Among those that visited Najafi during his life in Qom include Rashid Ridha, Henry Corbin, and the Bengali poet Rabindranath Tagore.

== Manuscript collection and library ==

Whilst studying in Najaf, Najafi became growingly concerned with the immense wealth of Islamic knowledge that was being lost in the displacement and destruction of Shia texts. He took it upon himself to purchase as many rare books and manuscripts that he could on his modest clerical stipend in order to preserve them. When his stipend was exhausted, he took a job at a rice cleaning factory in Najaf, performed Qada prayers and fasts on behalf of others, and ate only one meal a day in order to raise enough money to purchase these books.

Najafi continued to collect these rare Shia manuscripts once he migrated to Iran. In 1965, he presented 278 rare manuscripts in Arabic and Persian to the University of Tehran College of Theology and Divinity. He would continue to donate many of these books to libraries across Iran.
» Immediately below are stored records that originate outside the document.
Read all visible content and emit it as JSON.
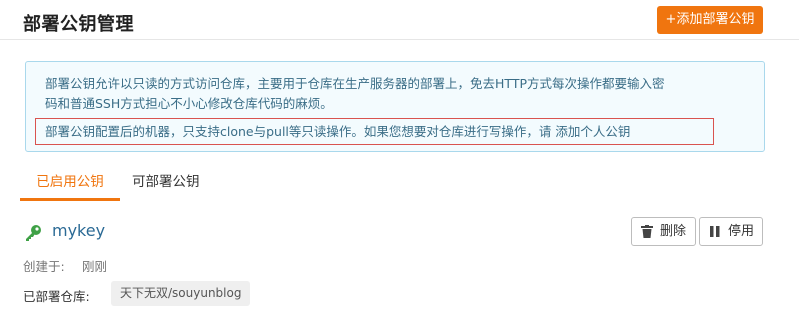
{
  "header": {
    "title": "部署公钥管理",
    "add_button_label": "+添加部署公钥"
  },
  "info": {
    "line1": "部署公钥允许以只读的方式访问仓库，主要用于仓库在生产服务器的部署上，免去HTTP方式每次操作都要输入密",
    "line2": "码和普通SSH方式担心不小心修改仓库代码的麻烦。",
    "line3": "部署公钥配置后的机器，只支持clone与pull等只读操作。如果您想要对仓库进行写操作，请 添加个人公钥"
  },
  "tabs": [
    {
      "label": "已启用公钥",
      "active": true
    },
    {
      "label": "可部署公钥",
      "active": false
    }
  ],
  "key": {
    "name": "mykey",
    "icon": "key-icon",
    "delete_label": "删除",
    "disable_label": "停用",
    "created_label": "创建于:",
    "created_value": "刚刚",
    "repos_label": "已部署仓库:",
    "repos": [
      "天下无双/souyunblog"
    ]
  },
  "colors": {
    "accent": "#f0750f",
    "info_bg": "#f3fbfe",
    "info_border": "#a9d8ec",
    "info_text": "#3a6d87",
    "highlight_border": "#d9534f",
    "key_icon": "#3fa146",
    "key_name": "#2b6a95"
  }
}
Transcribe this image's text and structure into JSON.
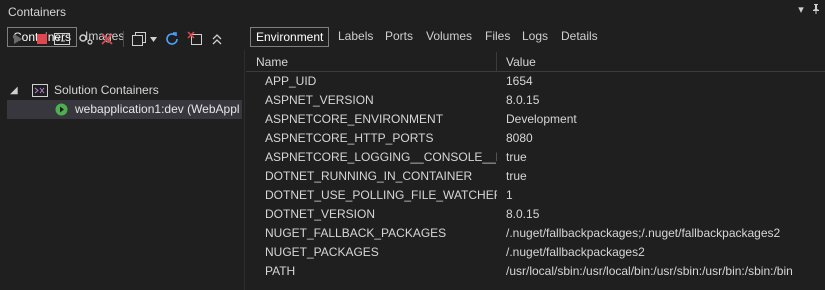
{
  "window": {
    "title": "Containers"
  },
  "left_tabs": [
    {
      "label": "Containers"
    },
    {
      "label": "Images"
    }
  ],
  "tree": {
    "root": "Solution Containers",
    "child": "webapplication1:dev (WebAppl"
  },
  "right_tabs": [
    {
      "label": "Environment"
    },
    {
      "label": "Labels"
    },
    {
      "label": "Ports"
    },
    {
      "label": "Volumes"
    },
    {
      "label": "Files"
    },
    {
      "label": "Logs"
    },
    {
      "label": "Details"
    }
  ],
  "grid": {
    "columns": {
      "name": "Name",
      "value": "Value"
    },
    "rows": [
      {
        "name": "APP_UID",
        "value": "1654"
      },
      {
        "name": "ASPNET_VERSION",
        "value": "8.0.15"
      },
      {
        "name": "ASPNETCORE_ENVIRONMENT",
        "value": "Development"
      },
      {
        "name": "ASPNETCORE_HTTP_PORTS",
        "value": "8080"
      },
      {
        "name": "ASPNETCORE_LOGGING__CONSOLE__DISA...",
        "value": "true"
      },
      {
        "name": "DOTNET_RUNNING_IN_CONTAINER",
        "value": "true"
      },
      {
        "name": "DOTNET_USE_POLLING_FILE_WATCHER",
        "value": "1"
      },
      {
        "name": "DOTNET_VERSION",
        "value": "8.0.15"
      },
      {
        "name": "NUGET_FALLBACK_PACKAGES",
        "value": "/.nuget/fallbackpackages;/.nuget/fallbackpackages2"
      },
      {
        "name": "NUGET_PACKAGES",
        "value": "/.nuget/fallbackpackages2"
      },
      {
        "name": "PATH",
        "value": "/usr/local/sbin:/usr/local/bin:/usr/sbin:/usr/bin:/sbin:/bin"
      }
    ]
  }
}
In 1965, he was able to found the Marashiyah Islamic Seminary in Qom, where he allocated a number of rooms for the purpose of housing these books. It was not long before these rooms were formally designated as a library.
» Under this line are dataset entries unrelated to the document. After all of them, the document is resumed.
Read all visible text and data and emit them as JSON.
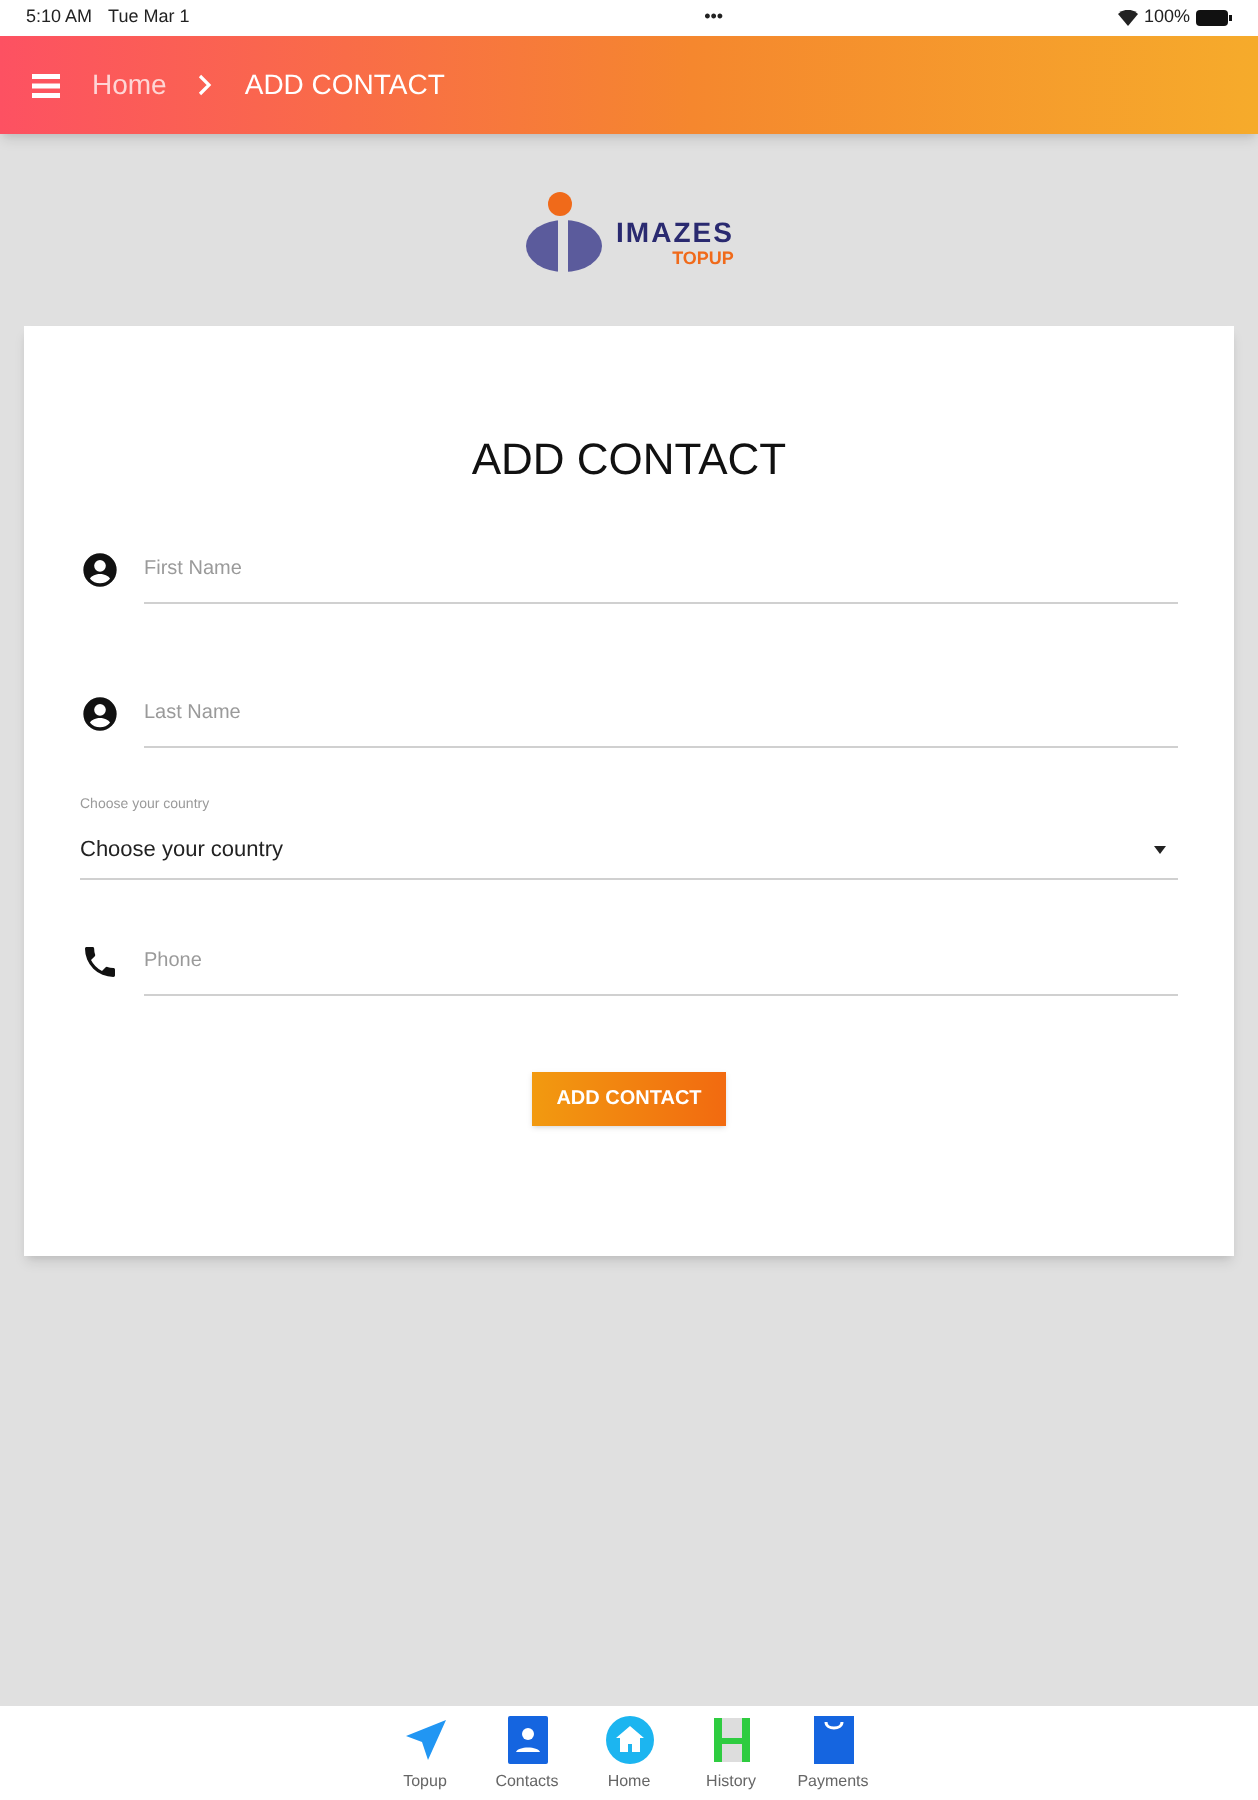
{
  "status_bar": {
    "time": "5:10 AM",
    "date": "Tue Mar 1",
    "dots": "•••",
    "battery": "100%"
  },
  "header": {
    "breadcrumb": [
      {
        "label": "Home",
        "selected": false
      },
      {
        "label": "ADD CONTACT",
        "selected": true
      }
    ]
  },
  "logo": {
    "name": "IMAZES",
    "tagline": "TOPUP"
  },
  "form": {
    "title": "ADD CONTACT",
    "fields": [
      {
        "kind": "name",
        "placeholder": "First Name"
      },
      {
        "kind": "name",
        "placeholder": "Last Name"
      },
      {
        "kind": "select",
        "label": "Choose your country",
        "value": "Choose your country"
      },
      {
        "kind": "phone",
        "placeholder": "Phone"
      }
    ],
    "submit": "ADD CONTACT"
  },
  "bottom_nav": [
    {
      "label": "Topup"
    },
    {
      "label": "Contacts"
    },
    {
      "label": "Home"
    },
    {
      "label": "History"
    },
    {
      "label": "Payments"
    }
  ]
}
The large number of visitors to this library soon required that it be expanded. For this purpose, 1000 sqft of adjoining land was purchased in order to expand the existing library in 1970.

In 1974, the reference section of this library was inaugurated. 1,600 rare Shia manuscripts were added to this collection, which was followed by a further 500 manuscripts that were donated to the library's treasury.

In 1989, the supreme guide of the Islamic Republic of Iran, Ruhollah Khomeini issued a decree ordering that the library be built an extension of 16000 sqft. At present both the old and the new buildings of the grand library occupies a total area of 21,000 sq. meters. Sayid Najafi laid the first stone of the foundation of the new library.

== Death and will ==

In his will, Najafi gave his son, Mahmoud Marashi Najafi, detailed advice on religious observances and study, good relations with close relatives, mercy to the poor and needy, and not wasting his time. He gave instructions regarding his own burial and grave, and enjoined his son if possible to use some of his wealth as Radd al-Madhaalim (money given to the poor as payment of possible unknown debts) on his father's behalf, in case he had any dues outstanding.